You can either put mics left and right far enough away to not be in the video shot. (As video recordings to wider and wider nowadays, from 4:3 to 16:9 to 21:9... that becomes more and more difficult.)
The other alternative is playback. Record the audio first, and then play in sync with the recording while recording the images. This is actually done a lot and sometimes you can tell in (professional) videos that the acoustics of the recording do not match the scene where the video is shot (audio acoustics are then too good for the video location) and sometimes you can even tell that the video is "played" using a different accordion than what was used for the audio.
I hope that you know that I already knew all of that.
My solution (which works REALLY well) is green screens, you can shoot "the talent" in any aspect ratio you want (I shoot in 4:3 or 3:2 at the highest resolutions the equipment offers) and place that in any frame that I want, usually at 16:9, I am not in to the cinematic or anamorphic resolutions which work best in situations you are trying to show off the surrounding scenes. 4:3 is the old TV standard and that was actually REALLY good for framing in an accordionist. With green screens it became easy to "carve out" the mics as long as the bellows didn't slip behind them while making a big bellows pull.
The thing is I am a stickler for quality, I absolutely hate shitty quality green screen work, even the flickering of a single hair on my head bothers me and I work and test so that in future videos its not there and I have to live within my personal and financial limitations.
Sound quality is also important for me... actually that is priority #1 (which is a bit of a blessing, because to do *good* video is a hundred times harder, but thankfully bad videos with good audio are easier to watch and more popular than good video with bad audio). I have never played to a video in synch (backing track aside!), I kind of feel it is cheating, but that said, I know that as my desire to do better videos in the future grows, that sometime it is going to happen, and it will be a lot of fun for me.
When I first started looking at videos of accordionists on Vimeo and YouTube, they are all static shots of someone sitting and playing, 99% of the time using the mics from their cellphone or camera. I moved fast to recording the audio separately and instantly my videos were better (to me! Everyone has the right to their own opinion, right?). Once that was done, I worked on that static look, I introduced multiple cameras, green screen and motion in to the videos and I enjoyed that a lot. The "look" now became near as important as the music of the video. My pleasure level looking at the results grew exponentially.
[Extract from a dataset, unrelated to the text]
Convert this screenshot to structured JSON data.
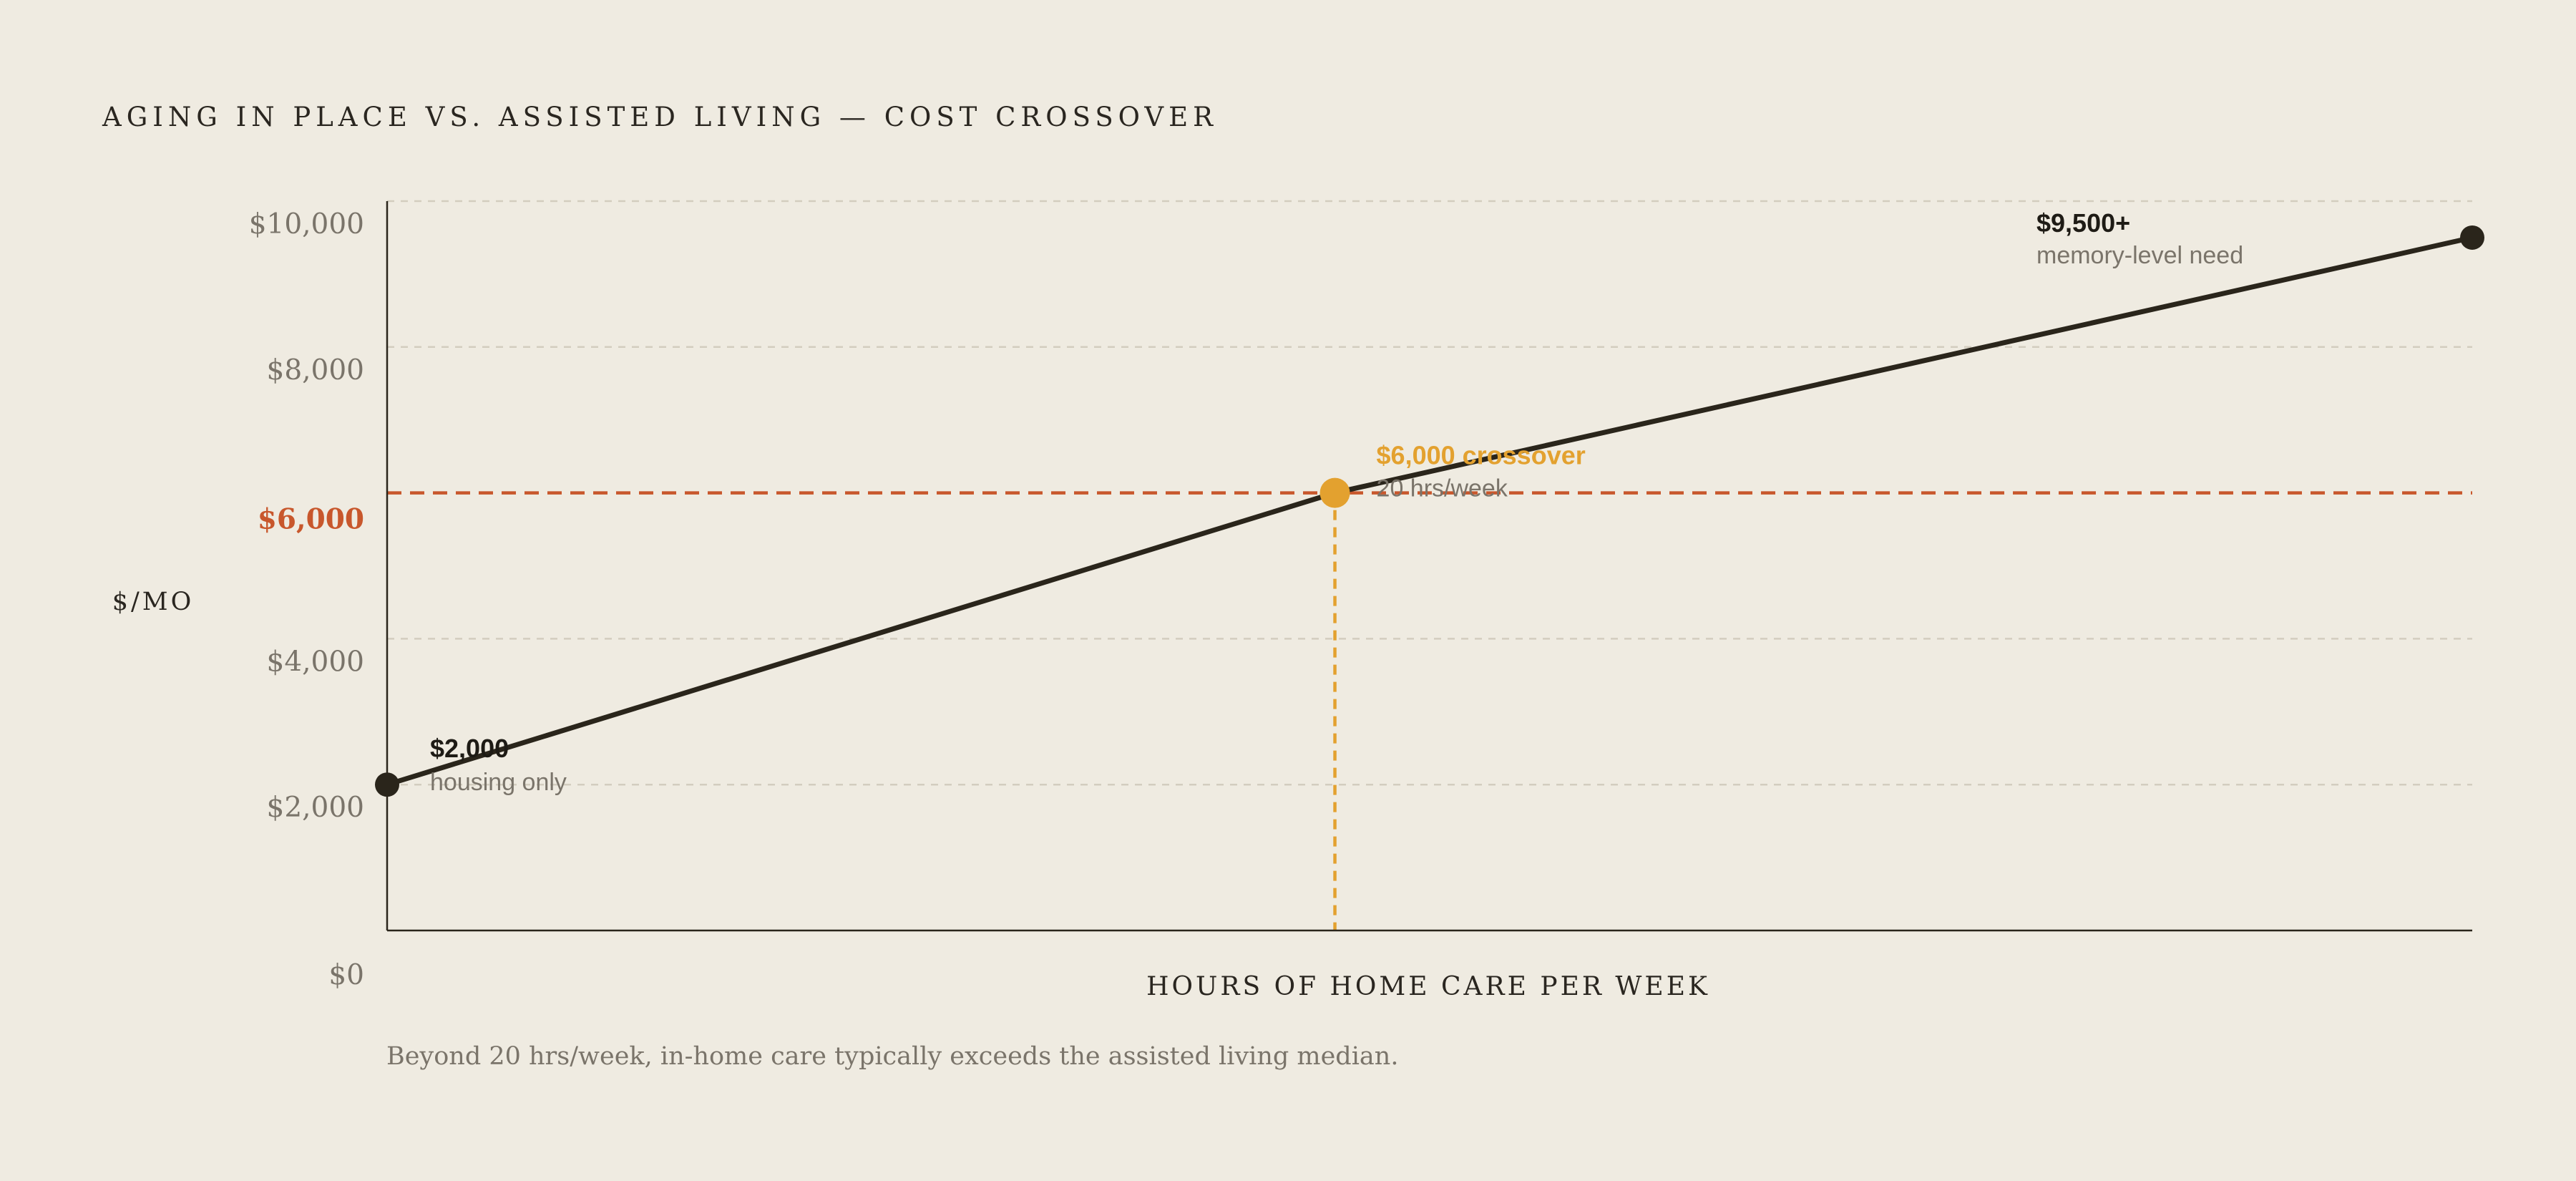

My big limitation is that I am ONE person doing it all alone (and that is something that I do not want to change). I am the performer, the musician, sound engineer, lighting engineer, set designer and videographer of multiple cameras and multiple recording devices. The professionals have sound studios with many people working every minutia with many more people covering every other task that happens.
They can move to different locations, shoot while syncing to pre-recorded music and move on... try doing that alone! Sure it is possible, and I will do it one day just to say I did it, but WOW, the amount of work involved compared to sitting in the basement, turning on the cellphone and playing a tune is astronomically more complex and difficult.
Looking back now, I think that I am up to something like 8 years of studying and testing (probably well over a thousand mini video tests and even more in hours invested), to see if I like an effect or if it appears what I want it to look like and I have many more hours coming simply because I enjoy it. I like making educational or "how I did it" videos, it's also part of what I like to do.
All that said, we're living in a wonderful time, technologically speaking, where a single person sitting on their bed in front of a small $100 laptop, a $50 audio interface and a fair quality mic or 2 can put out quality audio files so good that most people cannot tell you if it was made in the finest studios around today, or not!